On Mon, Jun 13, 2011 at 6:03 AM, James A. Donald <jam...@echeque.com> wrote:
> On 2011-06-13 3:12 PM, Randall Webmail wrote:
>> That's right: POOR PEOPLE caused the Current
>> Unpleasantness!
> Yes they did.  I was at ground zero of the crisis: Sunnyvale
> California.
> And every person I saw buying a seven hundred thousand dollar
> house was a cat eating no hablo english wetback with no
> regular job.

I agree with much else of what you wrote in your post, but I take
issue with two things here.  First, there were plenty of middle class
(and better off) people who used their ever-increasing home values as
an ATM card.  The stories I've seen are hair-raising.  Second, we
don't need to use derogatory terms here.  There's a difference between
being polite and being PC, such as that PC involves choice of ideas,
not just choice of words.

I particularly agree that CRA and Frannie primarily set in motion the
market dynamic that led to either the bubble itself or its ultimate
size, or both.  There's straightforward evidence: total up the amount
in securities sold by Frannie and the amount they were left holding
and the amount pumped in by the feds, and you're up to on the order of
$1 trillion, which is a large portion of the losses in the bubble's
popping.  Of course, the losses have been larger than $1 trillion
(because the $1 trillion provided the necessary momentum to get the
bubble inflating and stay inflating, but much more liquidity flowed
from elsewhere so as to not miss out on the "opportunity"), so one has
to consider whether Frannie was along for the ride in a bubble that
wasn't their fault, or whether Frannie caused the bubble.  But any
time you have a government taking such enormously distorting actions
it's difficult to argue that they couldn't have been the cause of the
crash -- one has to be suspicious of artificial market distortions.

> [...]
> The CRA drives the climate of opinion in the entire mortgage
> industry. If you wanted to be able to buy other banks, you
> had to play ball.
> Practically everybody did. Out of the thousands of banks with
> federal CRA Performance Evaluations, 496 got the highest
> rating of Outstanding, while only five dared to be in
> “Substantial Noncompliance”.

Exactly.  Conformity was enforced, and it wasn't all that hard.
"Look, you have to make bad loans.  Yes, we know that's insane, but
here's the deal: you package them up and sell them immediately, and if
you can't find a buyer in the market, well, that's what Frannie's here
for, they are the buyer of last resort.  So go on, make bad loans
without fear!"  The rest follows.  Though the bargain was never that
explicit.  Liar loans?  Pfeh.  Of course you'll have liar loans in
such an environment, but it hardly gets the government off the hook
that their actions had the consequences that people did predict (well,
I seem to remember arguments in 1992 and 1999 about the wisdom of
these policies -- it's almost certain that there were cassandras).
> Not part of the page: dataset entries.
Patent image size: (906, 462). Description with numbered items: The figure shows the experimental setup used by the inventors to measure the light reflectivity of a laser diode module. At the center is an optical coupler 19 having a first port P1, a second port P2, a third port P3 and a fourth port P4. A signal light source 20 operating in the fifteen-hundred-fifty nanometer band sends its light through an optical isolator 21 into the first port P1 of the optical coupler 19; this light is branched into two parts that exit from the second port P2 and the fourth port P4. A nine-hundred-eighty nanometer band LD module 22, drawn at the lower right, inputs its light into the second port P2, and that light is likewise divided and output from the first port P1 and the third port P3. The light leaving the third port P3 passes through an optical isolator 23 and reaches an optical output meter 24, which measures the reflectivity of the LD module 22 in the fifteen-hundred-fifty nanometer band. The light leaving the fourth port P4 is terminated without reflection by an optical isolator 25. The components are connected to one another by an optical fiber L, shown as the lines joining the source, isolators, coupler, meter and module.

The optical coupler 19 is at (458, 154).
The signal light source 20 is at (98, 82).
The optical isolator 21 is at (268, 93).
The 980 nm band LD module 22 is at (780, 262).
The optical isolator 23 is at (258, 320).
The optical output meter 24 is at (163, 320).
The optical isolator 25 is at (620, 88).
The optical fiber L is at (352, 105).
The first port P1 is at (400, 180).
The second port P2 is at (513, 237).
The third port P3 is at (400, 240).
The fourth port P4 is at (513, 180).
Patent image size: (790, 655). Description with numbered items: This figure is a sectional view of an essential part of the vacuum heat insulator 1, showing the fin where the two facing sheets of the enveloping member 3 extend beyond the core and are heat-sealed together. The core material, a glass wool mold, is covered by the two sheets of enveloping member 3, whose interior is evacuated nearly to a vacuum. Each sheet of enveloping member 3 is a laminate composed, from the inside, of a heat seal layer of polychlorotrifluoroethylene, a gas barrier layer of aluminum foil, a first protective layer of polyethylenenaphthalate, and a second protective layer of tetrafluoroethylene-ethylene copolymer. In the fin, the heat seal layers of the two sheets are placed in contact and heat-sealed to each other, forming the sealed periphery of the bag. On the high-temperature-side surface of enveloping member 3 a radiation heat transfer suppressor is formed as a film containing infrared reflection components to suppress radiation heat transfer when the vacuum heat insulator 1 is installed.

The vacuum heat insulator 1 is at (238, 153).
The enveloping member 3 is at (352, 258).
> Over time, the madness infects the entire culture of finance,
> as the government labels the prudent bankers automatic losers
> in the great game of acquisitions.

It wasn't just acquisitions.  If you needed capital for anything and
your returns were low relative to the rest of the game-playing
industry, then you lost out.  In order to stay competitive when
looking for capital you had to stay competitive in terms of returns,
which could only happen (while the bubble was inflating) if you
participated in the bubble.  This shows that the market distortion
needed to get and keep the bubble going didn't have to be all that
large because there was a leveraging effect in the industry.